11. Dezember 2016 | 14:53 Uhr

Schleswiger Hertie-Haus : Die Zeichen stehen auf Abriss

vom
Aus der Redaktion der Schleswiger Nachrichten

Die Stadt treibt Planungen für den Rückbau des ehemaligen Hertie-Kaufhauses trotz Kritik voran.

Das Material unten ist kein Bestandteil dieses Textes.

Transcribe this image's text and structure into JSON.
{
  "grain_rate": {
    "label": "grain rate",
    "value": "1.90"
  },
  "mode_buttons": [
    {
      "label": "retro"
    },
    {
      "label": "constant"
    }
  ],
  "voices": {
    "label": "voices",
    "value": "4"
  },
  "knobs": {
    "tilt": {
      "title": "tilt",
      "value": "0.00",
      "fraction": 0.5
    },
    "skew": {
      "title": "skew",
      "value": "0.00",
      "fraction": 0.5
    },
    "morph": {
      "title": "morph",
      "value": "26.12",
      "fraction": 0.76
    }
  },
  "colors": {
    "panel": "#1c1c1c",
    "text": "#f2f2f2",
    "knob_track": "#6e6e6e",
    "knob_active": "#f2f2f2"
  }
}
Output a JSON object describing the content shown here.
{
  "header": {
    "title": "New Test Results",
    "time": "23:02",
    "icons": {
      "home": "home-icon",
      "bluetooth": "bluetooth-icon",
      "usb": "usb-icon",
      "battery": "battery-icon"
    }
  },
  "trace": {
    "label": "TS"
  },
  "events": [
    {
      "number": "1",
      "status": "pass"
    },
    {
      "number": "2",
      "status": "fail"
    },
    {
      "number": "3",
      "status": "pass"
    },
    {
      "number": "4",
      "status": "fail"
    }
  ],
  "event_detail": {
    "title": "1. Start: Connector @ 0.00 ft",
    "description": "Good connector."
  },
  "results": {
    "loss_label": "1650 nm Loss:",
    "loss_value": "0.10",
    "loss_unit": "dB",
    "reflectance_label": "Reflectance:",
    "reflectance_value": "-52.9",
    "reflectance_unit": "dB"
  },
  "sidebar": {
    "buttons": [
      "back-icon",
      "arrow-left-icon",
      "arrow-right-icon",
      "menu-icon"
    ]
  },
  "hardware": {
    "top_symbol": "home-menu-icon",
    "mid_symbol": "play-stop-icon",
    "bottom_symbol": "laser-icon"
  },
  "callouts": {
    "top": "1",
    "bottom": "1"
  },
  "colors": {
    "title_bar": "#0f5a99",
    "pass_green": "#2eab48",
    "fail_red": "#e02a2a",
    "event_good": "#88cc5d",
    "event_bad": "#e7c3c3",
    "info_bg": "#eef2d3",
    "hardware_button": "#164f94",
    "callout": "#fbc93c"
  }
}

Noch immer präsentiert sich das ehemalige Hertie-Kaufhaus genauso trostlos wie seit Jahren. Im März hatte die Stadt den Gebäudekomplex samt Grundstück nach zähen Verhandlungen für rund 1,7 Millionen Euro gekauft. Seitdem ist – zumindest nach außen sichtbar – nicht viel passiert. Hinter den Kulissen aber werden kräftig Pläne geschmiedet und Verhandlungen geführt. Gleich mehrere Investoren sollen sich für eine Entwicklung des „Sahnegrundstücks“, wie man im Rathaus immer wieder betont, laut SN-Informationen interessieren. Dazu gehört offenbar auch die AVW Immobilien AG aus Hamburg, die unter anderem das Schleicenter betreibt. Zu Namen und konkreten Plänen will man sich vonseiten der Stadt jedoch nicht äußern – zumindest noch nicht. Zunächst soll der Rahmenplan für die Innenstadtsanierung in trockene Tücher gebracht werden (wir berichteten). Eine Entscheidung darüber könnte die Ratsversammlung bereits im September treffen.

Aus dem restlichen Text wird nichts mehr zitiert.